A large upswing in popularity has long been a perk of winning the presidency — in 2008, Obama saw his approval soar by 20 points post-election. The fact that Trump’s post-election bounce still doesn’t provide him with a positive approval rating testifies to the American public’s aberrant level of distaste for its new leader.
The Morning Consult poll further suggests that, were the public fully informed of Trump’s recent actions, they might take a dimmer of view of their president-elect. Roughly 60 percent of the country say Trump’s children should have “no role” in his administration, even as they have been serving as members of his transition team.

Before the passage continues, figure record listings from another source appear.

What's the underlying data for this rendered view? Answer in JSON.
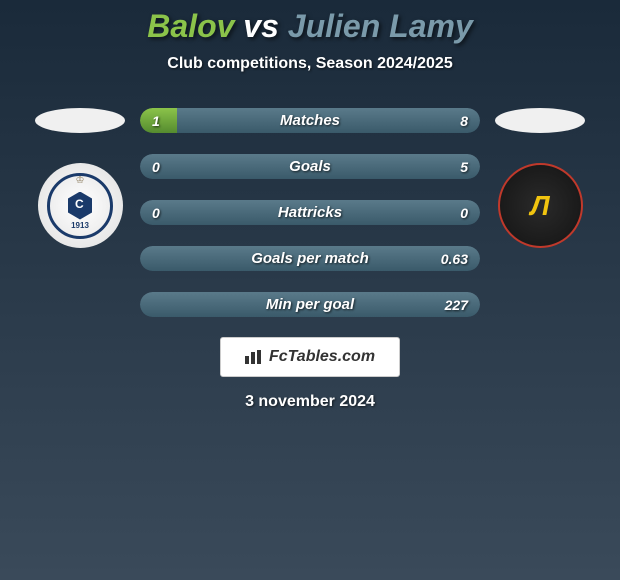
{
  "title": {
    "player1": "Balov",
    "vs": "vs",
    "player2": "Julien Lamy",
    "player1_color": "#8bc34a",
    "player2_color": "#7a9aaa",
    "vs_color": "#ffffff",
    "fontsize": 32
  },
  "subtitle": "Club competitions, Season 2024/2025",
  "stats": [
    {
      "label": "Matches",
      "left_value": "1",
      "right_value": "8",
      "left_pct": 11,
      "right_pct": 89
    },
    {
      "label": "Goals",
      "left_value": "0",
      "right_value": "5",
      "left_pct": 0,
      "right_pct": 100
    },
    {
      "label": "Hattricks",
      "left_value": "0",
      "right_value": "0",
      "left_pct": 0,
      "right_pct": 100
    },
    {
      "label": "Goals per match",
      "left_value": "",
      "right_value": "0.63",
      "left_pct": 0,
      "right_pct": 100
    },
    {
      "label": "Min per goal",
      "left_value": "",
      "right_value": "227",
      "left_pct": 0,
      "right_pct": 100
    }
  ],
  "colors": {
    "left_bar": "#8bc34a",
    "right_bar": "#5a7a8a",
    "background_top": "#1a2a3a",
    "background_bottom": "#3a4a5a",
    "text": "#ffffff"
  },
  "watermark": "FcTables.com",
  "date": "3 november 2024",
  "clubs": {
    "left_year": "1913",
    "right_letter": "Л"
  }
}
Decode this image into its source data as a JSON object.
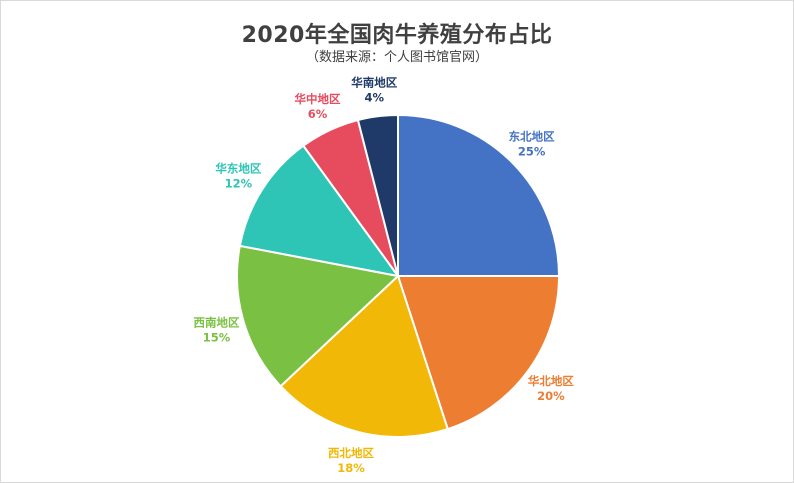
{
  "chart_data": {
    "type": "pie",
    "title": "2020年全国肉牛养殖分布占比",
    "subtitle": "（数据来源：个人图书馆官网）",
    "slices": [
      {
        "name": "东北地区",
        "value": 25,
        "label": "25%",
        "color": "#4472C4"
      },
      {
        "name": "华北地区",
        "value": 20,
        "label": "20%",
        "color": "#ED7D31"
      },
      {
        "name": "西北地区",
        "value": 18,
        "label": "18%",
        "color": "#F2B807"
      },
      {
        "name": "西南地区",
        "value": 15,
        "label": "15%",
        "color": "#7AC143"
      },
      {
        "name": "华东地区",
        "value": 12,
        "label": "12%",
        "color": "#2EC4B6"
      },
      {
        "name": "华中地区",
        "value": 6,
        "label": "6%",
        "color": "#E74C5E"
      },
      {
        "name": "华南地区",
        "value": 4,
        "label": "4%",
        "color": "#1F3A68"
      }
    ],
    "start_angle": "12 o'clock",
    "direction": "clockwise"
  }
}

Trump’s unusual unpopularity is also affirmed in a Pew survey, released Monday. That poll finds that only 30 percent of Americans would give Trump an “A” or “B” for the way he conducted himself during the campaign; for Hillary Clinton, that figure is 43 percent.
This is the first time in the history of Pew’s surveys that the declared winner of a presidential election has received lower marks than his opponent (Bush was not yet the declared winner at the time this survey was taken in 2000).
Trump is so loathed in blue America that nearly two-thirds of Democratic voters want their party leaders to “stand up to Donald Trump” on issues that are important to them, even if it means “less gets done in Washington.” In 2008, only 36 percent of Republican voters said the same about Obama.
In related news, Hillary Clinton’s popular-vote lead over Trump has grown to roughly 1.7 million, giving her a 48 to 46.7 advantage over the president-elect among all voters. That lead is expected to keep growing as more outstanding California ballots get tallied.